Terapia gênica avança no Brasil e traz novas possibilidades de tratamento para pacientes com doenças raras
Levantamento da UFRGS aponta que país é expoente nesse tipo de tratamento entre nações de economia emergente, mas acesso ainda é dificultado pelo alto custo
Por Bruno Rodrigo

No ano de 1990, os médicos do National Institute of Health Clinical Center, nos Estados Unidos, se depararam com um caso complexo. Duas meninas de nove e quatro anos chegaram ao hospital com uma doença congênita ultrarrara chamada deficiência de adenosina desaminase (ADA, na sigla em inglês). A ADA é uma enzima produzida pelo corpo que quebra substâncias tóxicas provenientes de processos celulares naturais. Quando há uma deficiência dessa enzima, a substância tóxica se acumula no corpo e destrói os linfócitos . Na prática, pessoas com essa condição são mais suscetíveis a infecções fúngicas, bacterianas e virais recorrentes.
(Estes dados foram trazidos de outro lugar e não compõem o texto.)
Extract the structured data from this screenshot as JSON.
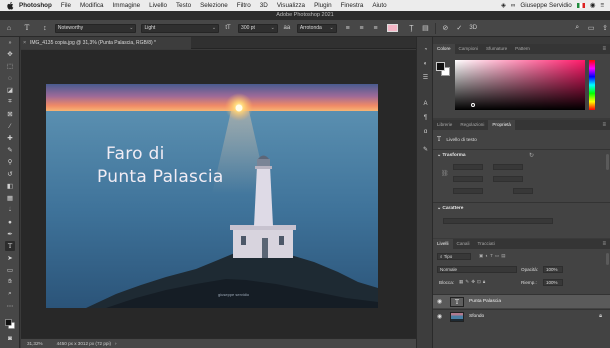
{
  "menubar": {
    "app_name": "Photoshop",
    "items": [
      "File",
      "Modifica",
      "Immagine",
      "Livello",
      "Testo",
      "Selezione",
      "Filtro",
      "3D",
      "Visualizza",
      "Plugin",
      "Finestra",
      "Aiuto"
    ],
    "user": "Giuseppe Servidio"
  },
  "window": {
    "title": "Adobe Photoshop 2021"
  },
  "options": {
    "font_family": "Noteworthy",
    "font_style": "Light",
    "font_size": "300 pt",
    "antialias": "Arrotonda",
    "text_color": "#f4b6c6"
  },
  "document": {
    "tab_label": "IMG_4135 copia.jpg @ 31,3% (Punta Palascia, RGB/8) *",
    "photo_text_line1": "Faro di",
    "photo_text_line2": "Punta Palascia",
    "watermark": "giuseppe servidio"
  },
  "status": {
    "zoom": "31,32%",
    "doc_size": "4450 px x 3012 px (72 ppi)"
  },
  "color_panel": {
    "tabs": [
      "Colore",
      "Campioni",
      "Sfumature",
      "Pattern"
    ],
    "active_tab": "Colore",
    "foreground": "#111111",
    "background": "#ffffff",
    "hue_color": "#ff1a6a"
  },
  "properties_panel": {
    "tabs": [
      "Librerie",
      "Regolazioni",
      "Proprietà"
    ],
    "active_tab": "Proprietà",
    "layer_type": "Livello di testo",
    "transform_label": "Trasforma",
    "character_label": "Carattere"
  },
  "layers_panel": {
    "tabs": [
      "Livelli",
      "Canali",
      "Tracciati"
    ],
    "active_tab": "Livelli",
    "filter_label": "Tipo",
    "blend_mode": "Normale",
    "opacity_label": "Opacità:",
    "opacity_value": "100%",
    "lock_label": "Blocca:",
    "fill_label": "Riemp.:",
    "fill_value": "100%",
    "layers": [
      {
        "name": "Punta Palascia",
        "type": "text",
        "selected": true
      },
      {
        "name": "Sfondo",
        "type": "image",
        "selected": false
      }
    ]
  }
}
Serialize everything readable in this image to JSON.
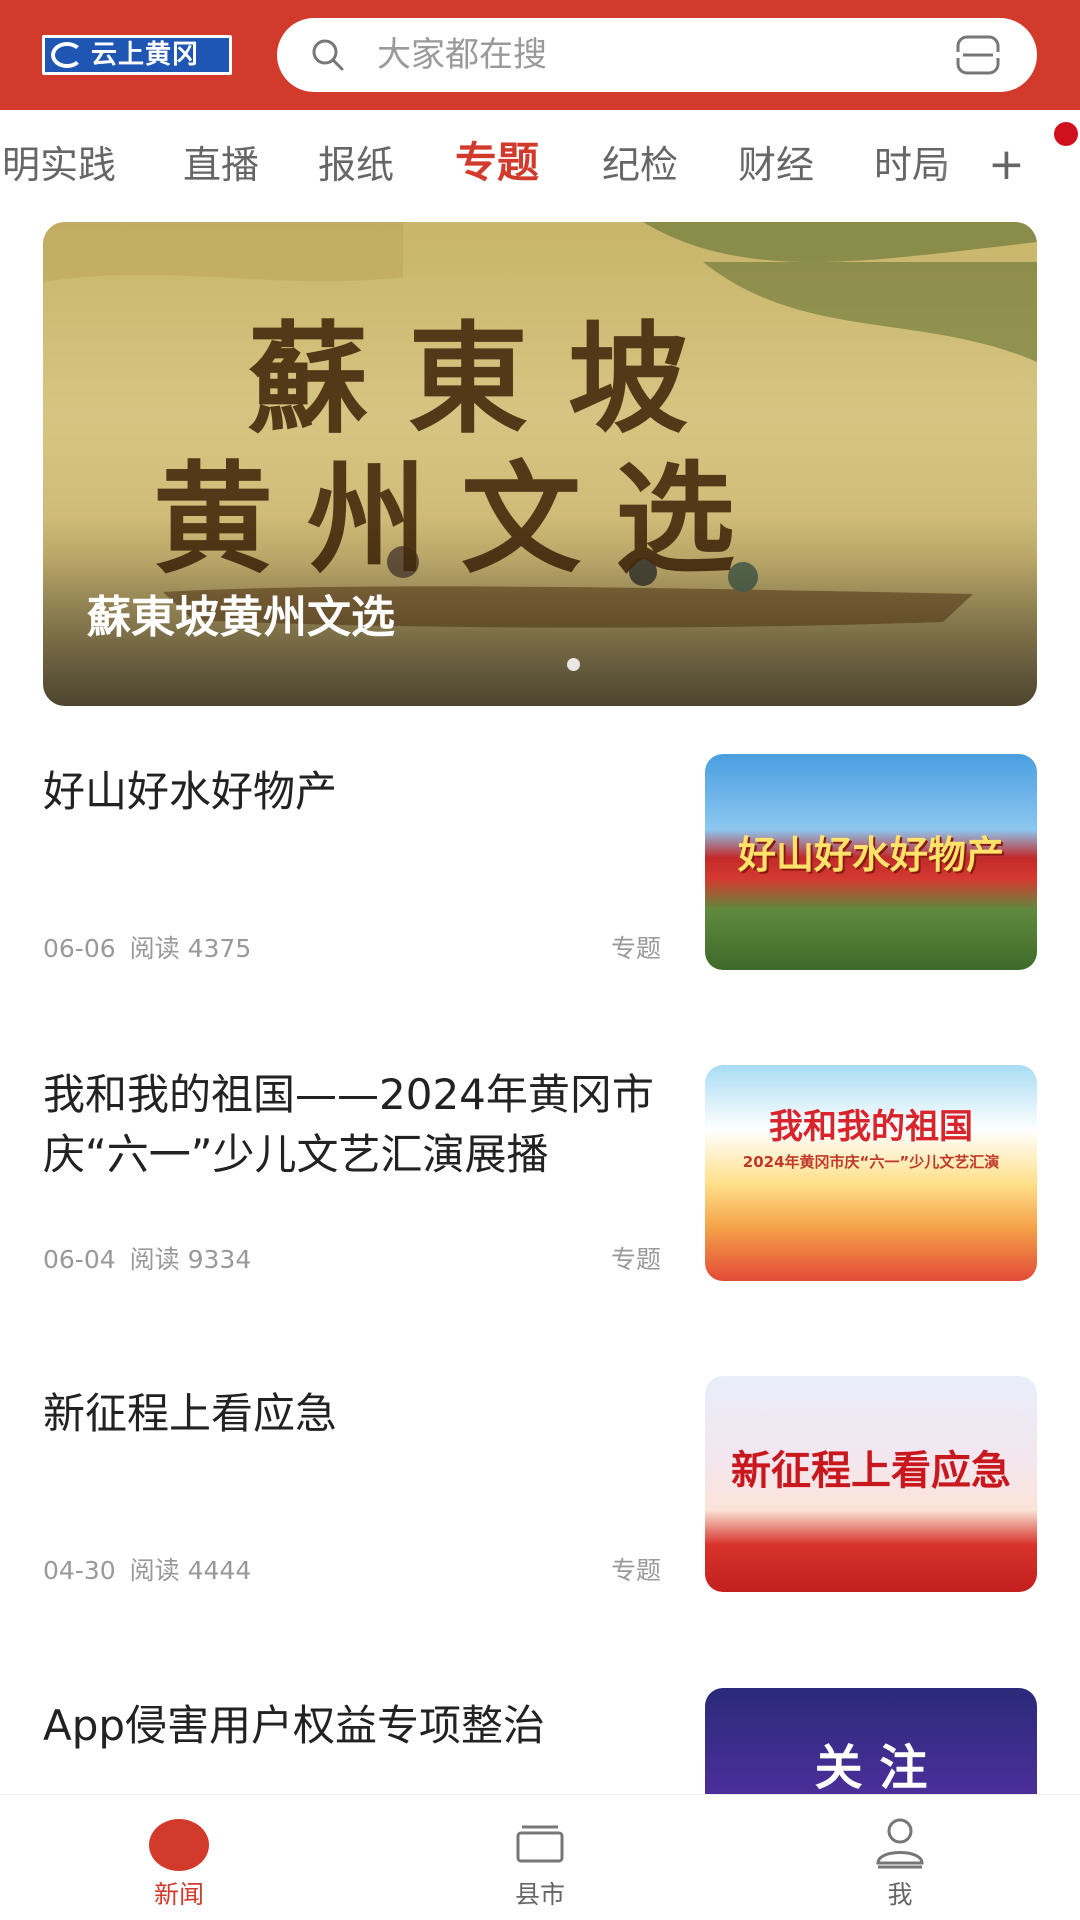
{
  "header": {
    "logo_text": "云上黄冈",
    "search_placeholder": "大家都在搜"
  },
  "tabs": [
    {
      "label": "明实践"
    },
    {
      "label": "直播"
    },
    {
      "label": "报纸"
    },
    {
      "label": "专题",
      "active": true
    },
    {
      "label": "纪检"
    },
    {
      "label": "财经"
    },
    {
      "label": "时局"
    }
  ],
  "tabs_more_label": "+",
  "banner": {
    "title": "蘇東坡黄州文选",
    "art_line_1": "蘇東坡",
    "art_line_2": "黄州文选"
  },
  "articles": [
    {
      "title": "好山好水好物产",
      "date": "06-06",
      "reads": "阅读 4375",
      "tag": "专题",
      "thumb_text": "好山好水好物产"
    },
    {
      "title": "我和我的祖国——2024年黄冈市庆“六一”少儿文艺汇演展播",
      "date": "06-04",
      "reads": "阅读 9334",
      "tag": "专题",
      "thumb_text": "我和我的祖国",
      "thumb_subtext": "2024年黄冈市庆“六一”少儿文艺汇演"
    },
    {
      "title": "新征程上看应急",
      "date": "04-30",
      "reads": "阅读 4444",
      "tag": "专题",
      "thumb_text": "新征程上看应急"
    },
    {
      "title": "App侵害用户权益专项整治",
      "thumb_text": "关 注"
    }
  ],
  "bottom_nav": [
    {
      "label": "新闻",
      "icon": "news-icon",
      "active": true
    },
    {
      "label": "县市",
      "icon": "layers-icon"
    },
    {
      "label": "我",
      "icon": "user-icon"
    }
  ],
  "colors": {
    "brand_red": "#d23a2c",
    "meta_gray": "#999999"
  }
}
Sem tratamento, muitas crianças nascidas com deficiência de ADA não sobrevivem até os dois anos de idade.
Desde 1985, cientistas do instituto estadunidense se dedicavam a uma série de estudos e testes acerca de uma nova forma de tratamento da deficiência de ADA. A ideia consistia na transferência de genes modificados com a quantidade correta de ADA para os glóbulos brancos de pacientes que apresentavam a condição. Apesar de estudado há bastante tempo, o tratamento nunca havia sido aplicado em um paciente humano até aquele momento.
Foi então que a equipe médica decidiu realizar o primeiro tratamento em humanos do que viria a ser conhecido como terapia gênica. Ao longo de dois anos, as duas meninas receberam infusões de células geneticamente corrigidas em seus glóbulos brancos a fim de tratar a deficiência de ADA. Em 1993, após bons resultados nas primeiras pacientes, o mesmo tratamento começou a ser usado em recém-nascidos com a condição, consolidando o primeiro exemplo de terapia gênica no mundo.
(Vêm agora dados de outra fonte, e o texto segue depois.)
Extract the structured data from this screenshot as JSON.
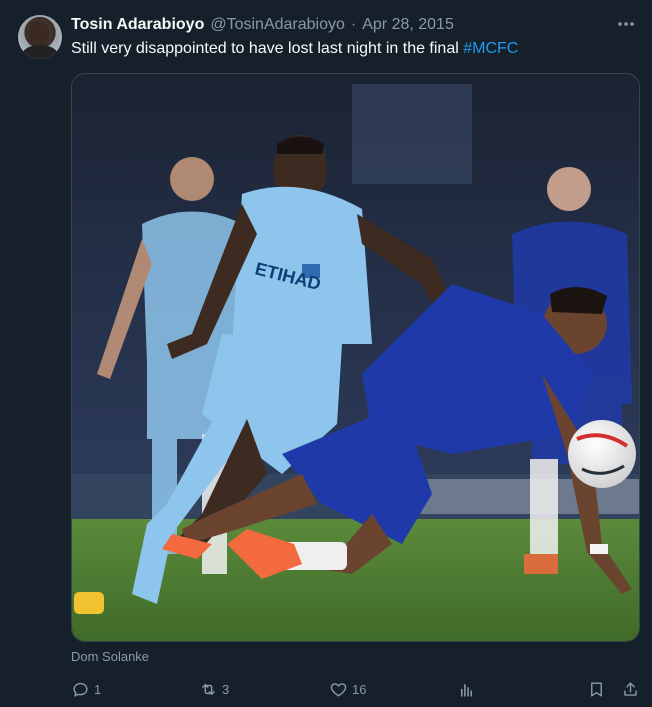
{
  "tweet": {
    "display_name": "Tosin Adarabioyo",
    "handle": "@TosinAdarabioyo",
    "separator": "·",
    "date": "Apr 28, 2015",
    "text": "Still very disappointed to have lost last night in the final ",
    "hashtag": "#MCFC",
    "media_caption": "Dom Solanke",
    "shirt_sponsor": "ETIHAD"
  },
  "actions": {
    "replies": "1",
    "retweets": "3",
    "likes": "16"
  },
  "colors": {
    "background": "#15202b",
    "accent": "#1d9bf0",
    "muted": "#8b98a5",
    "city_blue": "#8ec5ec",
    "chelsea_blue": "#1f3aa8",
    "pitch": "#4f7d35"
  },
  "icons": [
    "more-icon",
    "reply-icon",
    "retweet-icon",
    "like-icon",
    "views-icon",
    "bookmark-icon",
    "share-icon"
  ]
}
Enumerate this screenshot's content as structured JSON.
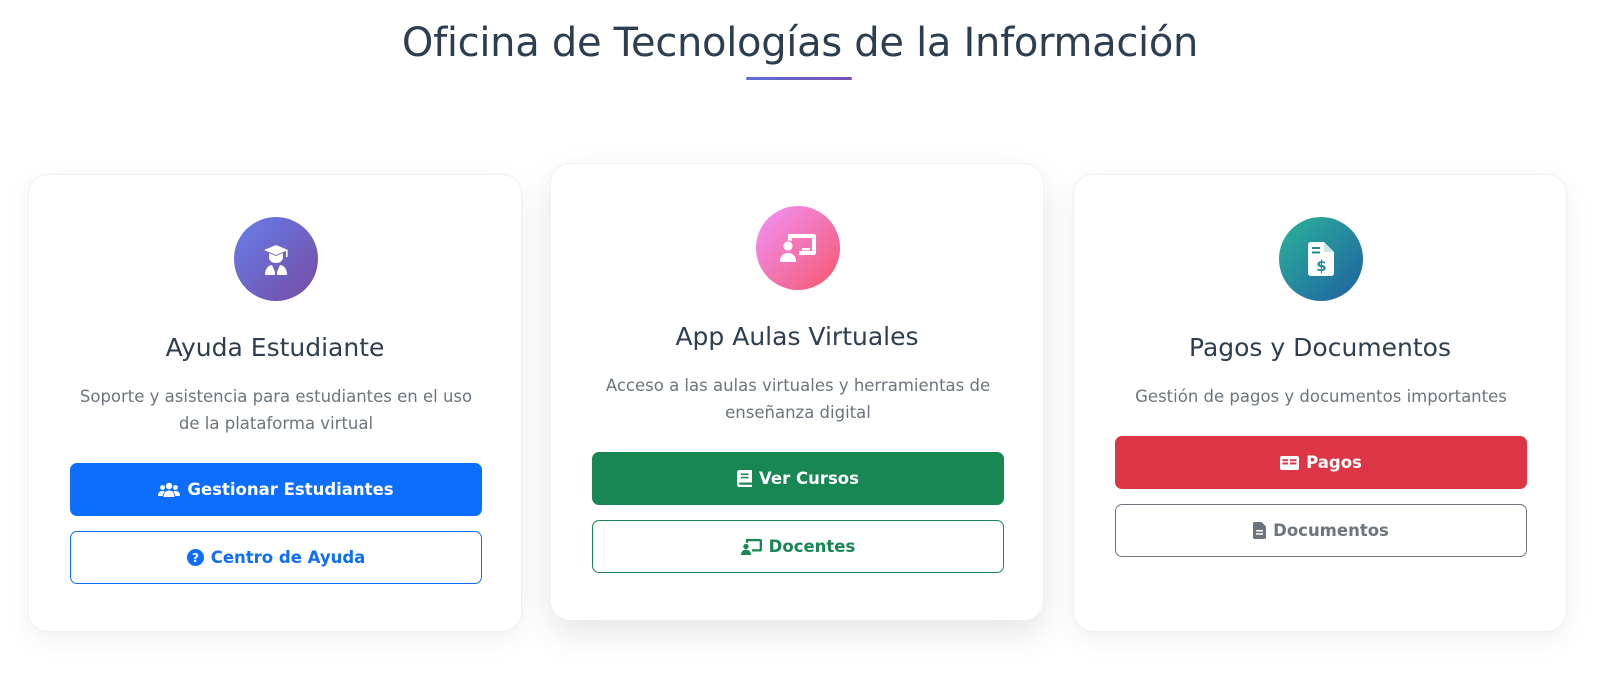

Mas, afinal, o que é terapia gênica?
Em termos gerais, a terapia gênica consiste em tratamentos que utilizam o material genético e suas modificações para tratar ou prevenir doenças. Nessa técnica, o que ocorre é a substituição, dentro de células específicas, dos genes defeituosos que causam a condição por genes saudáveis, suavizando ou eliminando os efeitos de determinadas doenças. Basicamente, genes terapêuticos são utilizados no lugar de drogas para o tratamento da condição.
Existem dois métodos de introdução de genes saudáveis nas células para terapia gênica. O primeiro é a técnica in vivo, que consiste na aplicação direta no organismo do paciente. A segunda técnica, conhecida como ex vivo, coleta as células do corpo, realiza as modificações necessárias em laboratório e depois transplanta as células de volta para o paciente.
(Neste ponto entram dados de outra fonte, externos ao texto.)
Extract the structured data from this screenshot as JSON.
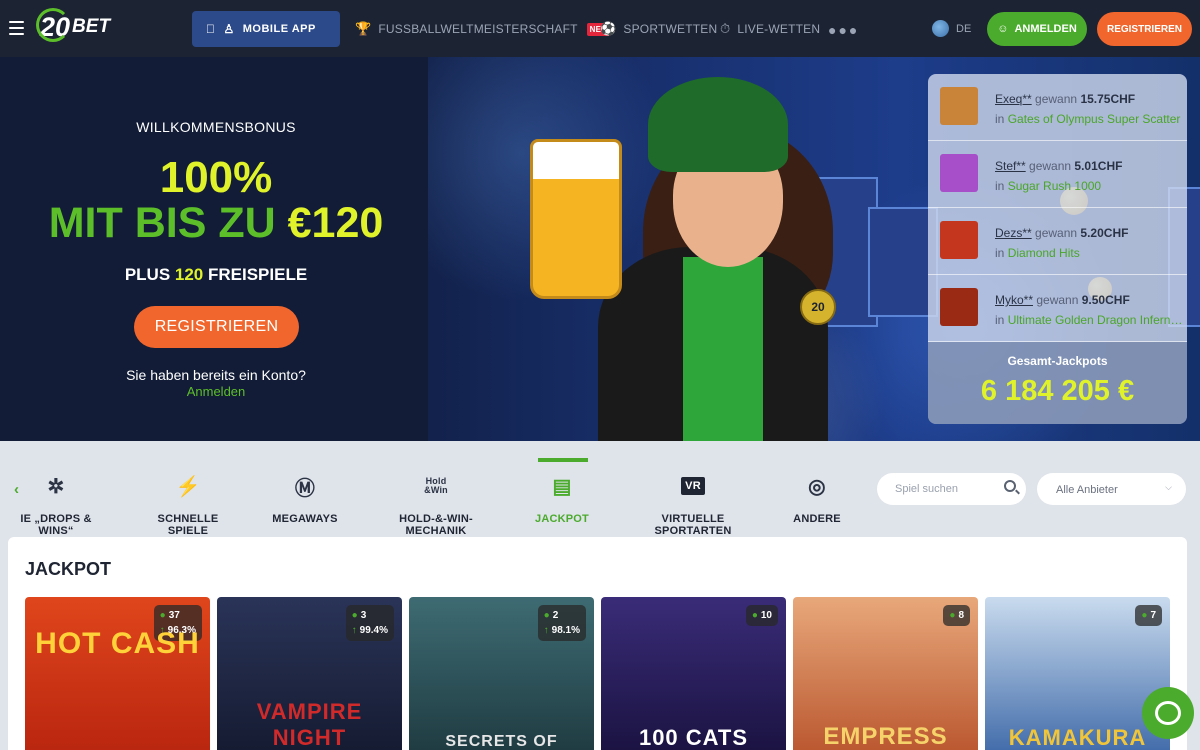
{
  "header": {
    "logo": {
      "number": "20",
      "text": "BET"
    },
    "mobile_app": "MOBILE APP",
    "nav": [
      {
        "label": "FUSSBALLWELTMEISTERSCHAFT",
        "badge": "NEU",
        "icon": "trophy-icon"
      },
      {
        "label": "SPORTWETTEN",
        "icon": "soccer-ball-icon"
      },
      {
        "label": "LIVE-WETTEN",
        "icon": "stopwatch-icon"
      }
    ],
    "language": "DE",
    "login": "ANMELDEN",
    "register": "REGISTRIEREN"
  },
  "hero": {
    "welcome": "WILLKOMMENSBONUS",
    "percent": "100%",
    "upto_text": "MIT BIS ZU",
    "upto_amount": "€120",
    "plus_prefix": "PLUS",
    "plus_num": "120",
    "plus_suffix": "FREISPIELE",
    "register": "REGISTRIEREN",
    "have_account": "Sie haben bereits ein Konto?",
    "signin": "Anmelden"
  },
  "winners": {
    "won_word": "gewann",
    "in_word": "in",
    "items": [
      {
        "user": "Exeq**",
        "amount": "15.75CHF",
        "game": "Gates of Olympus Super Scatter",
        "color": "#c9843a"
      },
      {
        "user": "Stef**",
        "amount": "5.01CHF",
        "game": "Sugar Rush 1000",
        "color": "#a64fc8"
      },
      {
        "user": "Dezs**",
        "amount": "5.20CHF",
        "game": "Diamond Hits",
        "color": "#c4361e"
      },
      {
        "user": "Myko**",
        "amount": "9.50CHF",
        "game": "Ultimate Golden Dragon Infern…",
        "color": "#9b2a14"
      }
    ],
    "jackpot_label": "Gesamt-Jackpots",
    "jackpot_value": "6 184 205 €"
  },
  "categories": [
    {
      "label": "IE „DROPS & WINS“",
      "icon": "drops-wins-icon"
    },
    {
      "label": "SCHNELLE SPIELE",
      "icon": "lightning-icon"
    },
    {
      "label": "MEGAWAYS",
      "icon": "megaways-icon"
    },
    {
      "label": "HOLD-&-WIN-MECHANIK",
      "icon": "hold-win-icon",
      "icon_text": "Hold\n&Win"
    },
    {
      "label": "JACKPOT",
      "icon": "jackpot-icon",
      "active": true
    },
    {
      "label": "VIRTUELLE SPORTARTEN",
      "icon": "vr-icon",
      "icon_text": "VR"
    },
    {
      "label": "ANDERE",
      "icon": "other-icon"
    }
  ],
  "search": {
    "placeholder": "Spiel suchen"
  },
  "provider": {
    "value": "Alle Anbieter"
  },
  "section": {
    "title": "JACKPOT",
    "games": [
      {
        "name": "HOT CASH",
        "players": "37",
        "rtp": "96.3%",
        "color": "#d8421a"
      },
      {
        "name": "VAMPIRE NIGHT",
        "players": "3",
        "rtp": "99.4%",
        "color": "#1c2340"
      },
      {
        "name": "SECRETS OF",
        "players": "2",
        "rtp": "98.1%",
        "color": "#2f4f5a"
      },
      {
        "name": "100 CATS",
        "players": "10",
        "rtp": "",
        "color": "#2a1f5c"
      },
      {
        "name": "EMPRESS",
        "players": "8",
        "rtp": "",
        "color": "#c9683a"
      },
      {
        "name": "KAMAKURA",
        "players": "7",
        "rtp": "",
        "color": "#3a5fa0"
      }
    ]
  }
}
Apesar de a técnica ter apresentado avanços significativos desde sua primeira utilização, a terapia gênica ainda é considerada relativamente nova no campo da saúde. No Brasil, o primeiro registro de terapia gênica só foi aprovado pela Anvisa em julho de 2020.
Mesmo assim, a evolução corre a passos largos: após quase cinco anos da primeira aprovação, já são nove terapias gênicas autorizadas no Brasil. E a perspectiva de cientistas é de um crescimento ainda maior nos próximos anos — segundo o médico neurologista e professor da Faculdade de Medicina da UFRGS Jonas Saute, espera-se que, até 2030, cerca de 60 tratamentos desse tipo sejam aprovados no mundo.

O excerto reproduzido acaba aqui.